One day, when he was trying a great wooden sabre which Aristandre had carved for him, he pretended to threaten with it one of the stucco personages representing the disguised Filandre, that is to say the pretended Filandre, because, as everyone knows, resembling his sister Callirée so closely that it was impossible to distinguish them, he donned female clothes in order to obtain admission to the private apartments of the nymph he loved.
The shepherd was represented in that female disguise, and the artist employed to mould the figures, trusting to the explicitly alleged resemblance of the brother and sister, had ventured to spare his imagination some labor by employing the same model for the two figures facing each other, with those of Amidor, Daphnis, etc., in the rond-point of verdure, called the grove of the errors of love.
So, to distinguish the brother from the sister, the marquis had written on the pedestal of the brother a fragment of the long monologue which begins thus: "O vainglorious Filandre, who can ever pardon thy fault, etc.?"

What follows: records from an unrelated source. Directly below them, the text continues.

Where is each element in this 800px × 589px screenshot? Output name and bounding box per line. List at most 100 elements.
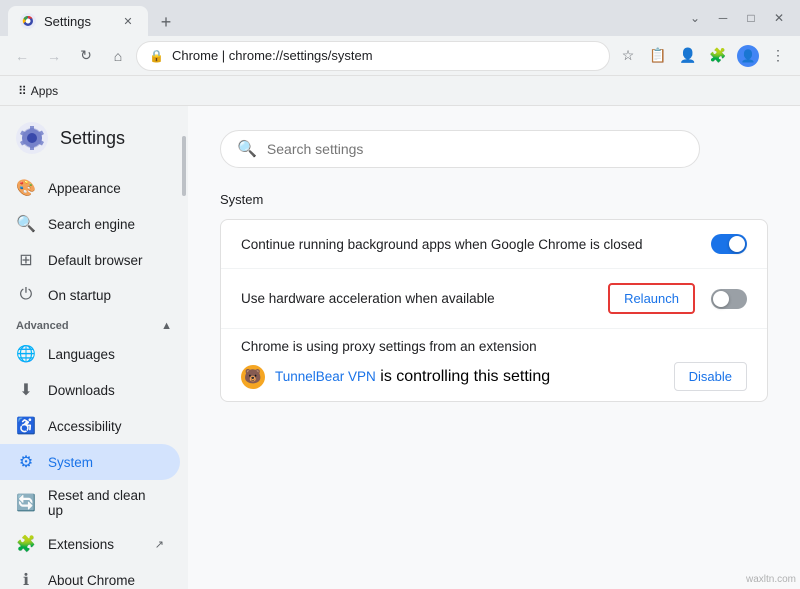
sidebar-item-downloads[interactable]: ⬇ Downloads <box>0 372 180 408</box>
proxy-title-text: Chrome is using proxy settings from an e… <box>241 339 747 354</box>
sidebar-item-search-engine[interactable]: 🔍 Search engine <box>0 206 180 242</box>
address-bar[interactable]: 🔒 Chrome | chrome://settings/system <box>136 41 610 71</box>
sidebar-item-extensions[interactable]: 🧩 Extensions ↗ <box>0 526 180 562</box>
on-startup-icon: ⏻ <box>16 286 36 304</box>
tab-title: Settings <box>44 14 112 29</box>
downloads-icon: ⬇ <box>16 380 36 400</box>
tunnelbear-link[interactable]: TunnelBear VPN <box>275 369 376 384</box>
toggle-slider <box>711 234 747 254</box>
sidebar-item-label: About Chrome <box>48 573 135 588</box>
tab-bar: Settings ✕ + <box>8 0 678 36</box>
menu-button[interactable]: ⋮ <box>764 42 792 70</box>
sidebar-item-label: System <box>48 455 93 470</box>
new-tab-button[interactable]: + <box>152 8 180 36</box>
default-browser-icon: ⊞ <box>16 250 36 270</box>
sidebar-item-about-chrome[interactable]: ℹ About Chrome <box>0 562 180 589</box>
reading-list-icon[interactable]: 📋 <box>644 42 672 70</box>
proxy-info: 🐻 TunnelBear VPN is controlling this set… <box>241 365 550 389</box>
apps-bookmark[interactable]: ⠿ Apps <box>12 82 64 100</box>
languages-icon: 🌐 <box>16 344 36 364</box>
proxy-settings-row: Chrome is using proxy settings from an e… <box>221 329 767 401</box>
watermark: waxltn.com <box>746 574 796 585</box>
sidebar-item-languages[interactable]: 🌐 Languages <box>0 336 180 372</box>
sidebar: Settings 🎨 Appearance 🔍 Search engine ⊞ … <box>0 106 188 589</box>
tab-close-button[interactable]: ✕ <box>120 13 136 29</box>
settings-logo-icon <box>16 122 48 154</box>
settings-tab[interactable]: Settings ✕ <box>8 6 148 36</box>
background-apps-row: Continue running background apps when Go… <box>221 220 767 269</box>
sidebar-item-label: Downloads <box>48 383 115 398</box>
title-bar: Settings ✕ + ⌄ ─ □ ✕ <box>0 0 800 36</box>
address-lock-icon: 🔒 <box>149 49 164 63</box>
search-bar[interactable]: 🔍 <box>220 130 700 168</box>
tunnelbear-icon: 🐻 <box>241 365 265 389</box>
sidebar-item-label: Default browser <box>48 253 143 268</box>
sidebar-item-reset-clean-up[interactable]: 🔄 Reset and clean up <box>0 480 180 526</box>
bookmark-star-icon[interactable]: ☆ <box>614 42 642 70</box>
close-button[interactable]: ✕ <box>766 5 792 31</box>
bookmarks-bar: ⠿ Apps <box>0 76 800 106</box>
proxy-description: TunnelBear VPN is controlling this setti… <box>275 368 550 386</box>
tab-favicon-icon <box>20 13 36 29</box>
hardware-acceleration-row: Use hardware acceleration when available… <box>221 269 767 329</box>
sidebar-item-label: Extensions <box>48 537 114 552</box>
appearance-icon: 🎨 <box>16 178 36 198</box>
sidebar-content: Settings 🎨 Appearance 🔍 Search engine ⊞ … <box>0 106 188 589</box>
sidebar-item-accessibility[interactable]: ♿ Accessibility <box>0 408 180 444</box>
address-text: Chrome | chrome://settings/system <box>172 48 597 63</box>
external-link-icon: ↗ <box>155 538 164 551</box>
search-icon: 🔍 <box>237 139 257 159</box>
disable-button[interactable]: Disable <box>674 362 747 391</box>
apps-label: Apps <box>31 84 58 98</box>
nav-actions: ☆ 📋 👤 🧩 👤 ⋮ <box>614 42 792 70</box>
minimize-button[interactable]: ─ <box>710 5 736 31</box>
advanced-section-title[interactable]: Advanced ▲ <box>0 312 188 336</box>
settings-header[interactable]: Settings <box>0 114 188 170</box>
sidebar-item-label: On startup <box>48 288 111 303</box>
main-layout: Settings 🎨 Appearance 🔍 Search engine ⊞ … <box>0 106 800 589</box>
apps-grid-icon: ⠿ <box>18 84 27 98</box>
proxy-content: 🐻 TunnelBear VPN is controlling this set… <box>241 362 747 391</box>
forward-button[interactable]: → <box>40 42 68 70</box>
accessibility-icon: ♿ <box>16 416 36 436</box>
toggle-slider-off <box>711 289 747 309</box>
settings-title: Settings <box>60 128 125 149</box>
sidebar-scrollbar[interactable] <box>182 136 186 196</box>
user-profile-icon[interactable]: 👤 <box>734 42 762 70</box>
maximize-button[interactable]: □ <box>738 5 764 31</box>
home-button[interactable]: ⌂ <box>104 42 132 70</box>
account-icon[interactable]: 👤 <box>674 42 702 70</box>
sidebar-item-appearance[interactable]: 🎨 Appearance <box>0 170 180 206</box>
sidebar-item-default-browser[interactable]: ⊞ Default browser <box>0 242 180 278</box>
extensions-icon[interactable]: 🧩 <box>704 42 732 70</box>
sidebar-item-on-startup[interactable]: ⏻ On startup <box>0 278 180 312</box>
content-area: 🔍 System Continue running background app… <box>188 106 800 589</box>
extensions-sidebar-icon: 🧩 <box>16 534 36 554</box>
sidebar-item-label: Accessibility <box>48 419 122 434</box>
search-engine-icon: 🔍 <box>16 214 36 234</box>
nav-bar: ← → ↻ ⌂ 🔒 Chrome | chrome://settings/sys… <box>0 36 800 76</box>
relaunch-button[interactable]: Relaunch <box>608 283 695 314</box>
hardware-acceleration-toggle[interactable] <box>711 289 747 309</box>
sidebar-item-label: Reset and clean up <box>48 488 164 518</box>
sidebar-item-system[interactable]: ⚙ System <box>0 444 180 480</box>
background-apps-toggle[interactable] <box>711 234 747 254</box>
chevron-window-button[interactable]: ⌄ <box>682 5 708 31</box>
settings-card: Continue running background apps when Go… <box>220 219 768 402</box>
about-icon: ℹ <box>16 570 36 589</box>
sidebar-item-label: Appearance <box>48 181 121 196</box>
hardware-acceleration-controls: Relaunch <box>608 283 747 314</box>
hardware-acceleration-text: Use hardware acceleration when available <box>241 291 495 306</box>
section-title: System <box>220 192 768 207</box>
system-icon: ⚙ <box>16 452 36 472</box>
reset-icon: 🔄 <box>16 493 36 513</box>
background-apps-text: Continue running background apps when Go… <box>241 237 643 252</box>
tunnelbear-suffix: is controlling this setting <box>376 368 550 385</box>
sidebar-item-label: Languages <box>48 347 115 362</box>
advanced-collapse-icon: ▲ <box>161 320 172 332</box>
refresh-button[interactable]: ↻ <box>72 42 100 70</box>
search-input[interactable] <box>267 141 683 157</box>
sidebar-item-label: Search engine <box>48 217 135 232</box>
window-controls: ⌄ ─ □ ✕ <box>682 5 792 31</box>
back-button[interactable]: ← <box>8 42 36 70</box>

That crafty individual's face was so stupid, that Mario, while not precisely hating him, loved to laugh at him and threaten him. He had previously dealt him several harmless blows; but on this day, seeing that the challenge he hurled at him amused Lauriane, he aimed a sword-thrust at him with more force than he intended, and sent poor Filandre's nose flying to the ground.
The exploit was no sooner performed than the child regretted it. His father was as fond of Filandre as of the other shepherds.

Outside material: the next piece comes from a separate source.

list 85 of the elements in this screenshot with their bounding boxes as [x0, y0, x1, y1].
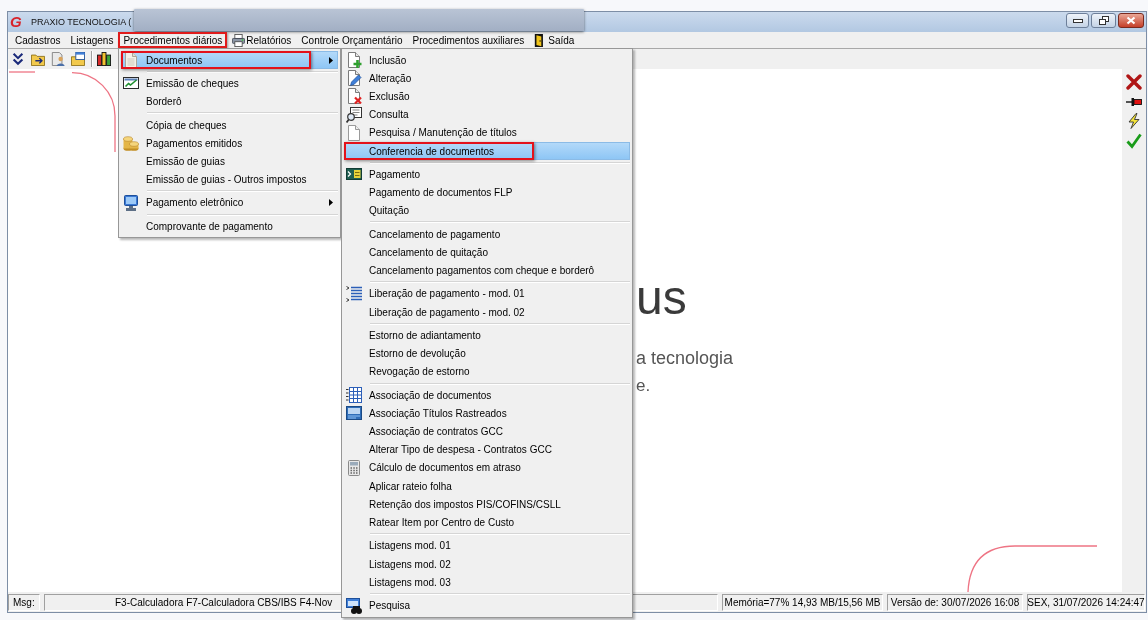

Lauriane, after much searching, found the unfortunate nose in the grass, and Mario, climbing on the pedestal, stuck it on as well as he could with clay. But it was frosty weather and the next morning the nose was on the ground. They stuck it on again; but the disguised Filandre was such an idiot that he could not keep his nose, and at last the marquis passed by at a time when he was without it.
Mario confessed; kind-hearted Sylvain saw his remorse and did not scold him. But the next day not only was Filandre minus his nose, but his sister Callirée; and on the next day Filidas and the incomparable Diane herself were in the same plight.
This time Bois-Doré was seriously distressed and sorrowfully reproved his child, who began to weep bitterly, declaring with evident sincerity that he had never in his life broken off any other nose than the vainglorious Filandre's. Lauriane also asserted her young friend's innocence.
"I believe you, my children, I believe you," said the marquis, dismayed by Mario's tears. "But why this grief, my son, since you are not the culprit? Come, come, do not weep any more. I blamed you too hastily; do not punish me for it by your tears."
They embraced affectionately, but this massacre of noses was most surprising, and Lauriane observed to the marquis that some crafty and evil disposed person must have done it for the purpose of making Mario guilty in his eyes.
"That is certain," replied the marquis, thoughtfully. "It is one of the vilest deeds imaginable, and I would like right well to find the author of it and condemn him to lose his own nose! I would give him a good fright, on my word!"
However, they tried to look upon it as nothing more than a piece of childish folly, and suspicion fell upon the youngest person in the château next to Mario. But Clindor displayed such righteous indignation that the marquis had to apologize to him too.